Pumpkin Spice Cheesecake Donuts
By srumbel
Pumpkin, cheesecake, and plenty of fall spices come together in these super-soft baked donuts—you won’t be able to have just one!
from dessertnowdinnerlater.com
0 Picture
Ingredients
- DONUTS:
- 1/2 cup pumpkin puree
- 1/2 cup coconut sugar (or brown sugar)
- 1/4 cup vegetable oil
- 1/4 cup milk
- 1 large egg
- 1 teaspoon vanilla extract
- 1 cup white whole wheat flour
- 1 teaspoon baking powder
- 1 teaspoon ground cinnamon
- 1/4 teaspoon salt
- CHEESECAKE GLAZE:
- 4 oz cream cheese, softened
- 1/2 cup sugar
- 1/2 teaspoon vanilla extract
- 2 to 3 Tablespoons milk
- Cinnamon for sprinkling, optional
Details
Preparation
Step 1
Prepare the donuts: Preheat oven to 350 degrees Fahrenheit. Lightly grease a donut-pan.
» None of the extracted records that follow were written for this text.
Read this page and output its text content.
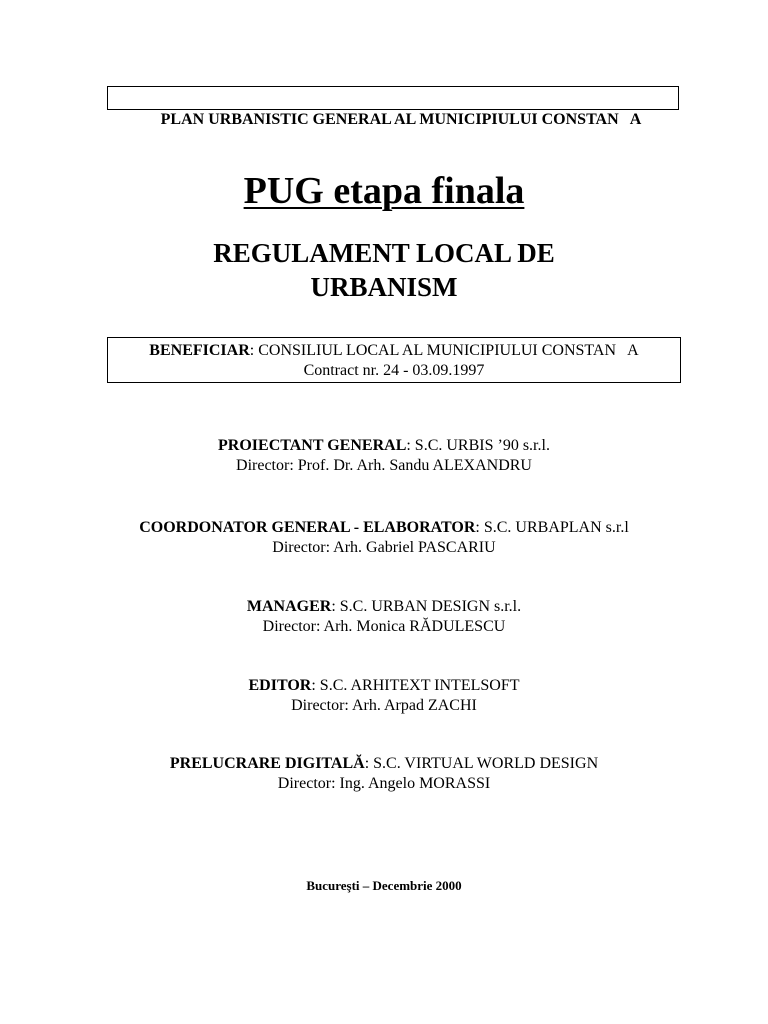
PLAN URBANISTIC GENERAL AL MUNICIPIULUI CONSTAN   A

PUG etapa finala
REGULAMENT LOCAL DE
URBANISM
BENEFICIAR: CONSILIUL LOCAL AL MUNICIPIULUI CONSTAN   A
Contract nr. 24 - 03.09.1997
PROIECTANT GENERAL: S.C. URBIS ’90 s.r.l.
Director: Prof. Dr. Arh. Sandu ALEXANDRU
COORDONATOR GENERAL - ELABORATOR: S.C. URBAPLAN s.r.l
Director: Arh. Gabriel PASCARIU
MANAGER: S.C. URBAN DESIGN s.r.l.
Director: Arh. Monica RĂDULESCU
EDITOR: S.C. ARHITEXT INTELSOFT
Director: Arh. Arpad ZACHI
PRELUCRARE DIGITALĂ: S.C. VIRTUAL WORLD DESIGN
Director: Ing. Angelo MORASSI
Bucureşti – Decembrie 2000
Set aside.
In a large bowl, whisk pumpkin, sugar, oil, milk, egg, and vanilla until smooth. In a separate bowl, combine flour, baking powder, cinnamon, and salt. Gently fold flour mixture into liquid mixture until just combined.
Place batter in a resealable plastic bag and snip off a corner. Pipe batter into prepared donut pan.
Bake donuts for 10 to 11 minutes, or until a toothpick tests done. Cool donuts in pan 5 minutes, then remove to a wire cooling rack.
Make the cheesecake glaze: Place softened cream cheese in a medium bowl. With an electric mixer, beat on medium speed until creamy. Beat in sugar, vanilla and enough milk to achieve a thick glaze-consistency.
Dip cooled donuts into cheesecake glaze and sprinkle with cinnamon if desired.
Store donuts in refrigerator up to 3 days.